DLR-RM / stable-baselines3

PyTorch version of Stable Baselines, reliable implementations of reinforcement learning algorithms.
https://stable-baselines3.readthedocs.io
MIT License
9.18k stars 1.71k forks source link

IsaacGym Preview4 with Stable Baselines3? #1768

Open LyuJZ opened 12 months ago

LyuJZ commented 12 months ago

Hi, thanks a lot for the well-documented stable baselines3. Now I am using Isaac Gym Preview4. May I ask if it is possible to give some examples to wrap IsaacGymEnvs into VecEnv? I noticed this issue was mentioned before. And some tips have been given in the issue https://github.com/DLR-RM/stable-baselines3/issues/772. However, it seems it is for Isaac Gym Preview3. Could you give one example for Isaac Gym Preview 4?

Checklist

araffin commented 12 months ago

Hello, what have you tried so far (see also links in our doc, please provide minimal and working code) and what is the current issue?

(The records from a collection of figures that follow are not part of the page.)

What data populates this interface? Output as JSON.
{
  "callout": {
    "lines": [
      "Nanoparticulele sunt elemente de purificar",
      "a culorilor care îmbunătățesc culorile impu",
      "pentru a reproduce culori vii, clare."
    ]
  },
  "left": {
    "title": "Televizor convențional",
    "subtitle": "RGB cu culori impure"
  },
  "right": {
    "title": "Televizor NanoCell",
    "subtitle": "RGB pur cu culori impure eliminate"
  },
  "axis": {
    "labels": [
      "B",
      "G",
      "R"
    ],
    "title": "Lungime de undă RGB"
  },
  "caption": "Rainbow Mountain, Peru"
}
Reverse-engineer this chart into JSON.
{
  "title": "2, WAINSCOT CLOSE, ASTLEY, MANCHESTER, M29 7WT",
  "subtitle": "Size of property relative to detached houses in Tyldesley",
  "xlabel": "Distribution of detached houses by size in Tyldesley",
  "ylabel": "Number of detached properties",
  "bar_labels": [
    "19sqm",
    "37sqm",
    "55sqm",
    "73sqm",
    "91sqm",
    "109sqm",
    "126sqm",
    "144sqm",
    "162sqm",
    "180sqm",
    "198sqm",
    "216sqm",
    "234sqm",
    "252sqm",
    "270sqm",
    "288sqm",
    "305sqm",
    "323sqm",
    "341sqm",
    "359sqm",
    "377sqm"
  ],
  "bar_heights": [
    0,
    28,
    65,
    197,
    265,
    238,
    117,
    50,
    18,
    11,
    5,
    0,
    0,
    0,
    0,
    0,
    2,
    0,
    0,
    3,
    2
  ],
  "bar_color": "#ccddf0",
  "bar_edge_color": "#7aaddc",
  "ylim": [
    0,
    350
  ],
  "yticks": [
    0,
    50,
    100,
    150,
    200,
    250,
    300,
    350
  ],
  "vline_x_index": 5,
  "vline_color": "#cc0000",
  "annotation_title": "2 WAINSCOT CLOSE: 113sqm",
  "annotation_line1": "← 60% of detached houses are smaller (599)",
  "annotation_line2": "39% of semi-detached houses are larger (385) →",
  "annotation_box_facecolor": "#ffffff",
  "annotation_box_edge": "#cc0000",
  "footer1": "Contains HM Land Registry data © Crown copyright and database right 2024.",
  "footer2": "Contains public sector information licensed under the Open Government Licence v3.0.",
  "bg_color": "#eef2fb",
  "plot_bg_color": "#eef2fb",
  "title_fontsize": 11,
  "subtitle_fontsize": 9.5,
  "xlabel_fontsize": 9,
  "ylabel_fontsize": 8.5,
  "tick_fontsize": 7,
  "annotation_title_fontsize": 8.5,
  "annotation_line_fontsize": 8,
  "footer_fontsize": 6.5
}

LyuJZ commented 12 months ago

I tried to create a wrapper based on this template. The following is my code

import isaacgym
from isaacgymenvs.tasks.base.vec_task import VecTask
from isaacgymenvs.tasks.kuka_reaching import KukaReaching

import hydra
from omegaconf import DictConfig, OmegaConf

import gymnasium as gym
import numpy as np
import torch
from typing import Any, Dict, List

from stable_baselines3.common.vec_env.base_vec_env import VecEnv, VecEnvObs, VecEnvStepReturn

class Sb3VecEnvWrapper(gym.Wrapper, VecEnv):

    def __init__(self, env: VecTask):
        gym.Wrapper.__init__(self, env)
        VecEnv.__init__(self, self.env.num_envs, self.env.observation_space, self.env.action_space)
        self._ep_rew_buf = torch.zeros(self.env.num_envs, dtype=torch.float, device=self.env.device)
        self._ep_len_buf = torch.zeros(self.env.num_envs, dtype=torch.float, device=self.env.device)

    def get_episode_rewards(self) -> List[float]:
        """Returns the rewards of all the episodes."""
        return self._ep_rew_buf.cpu().tolist()

    def get_episode_lengths(self) -> List[int]:
        """Returns the number of time-steps of all the episodes."""
        return self._ep_len_buf.cpu().tolist()

    def reset(self) -> VecEnvObs:  # noqa: D102
        obs_dict = self.env.reset()
        # convert data types to numpy depending on backend
        return self._process_obs(obs_dict)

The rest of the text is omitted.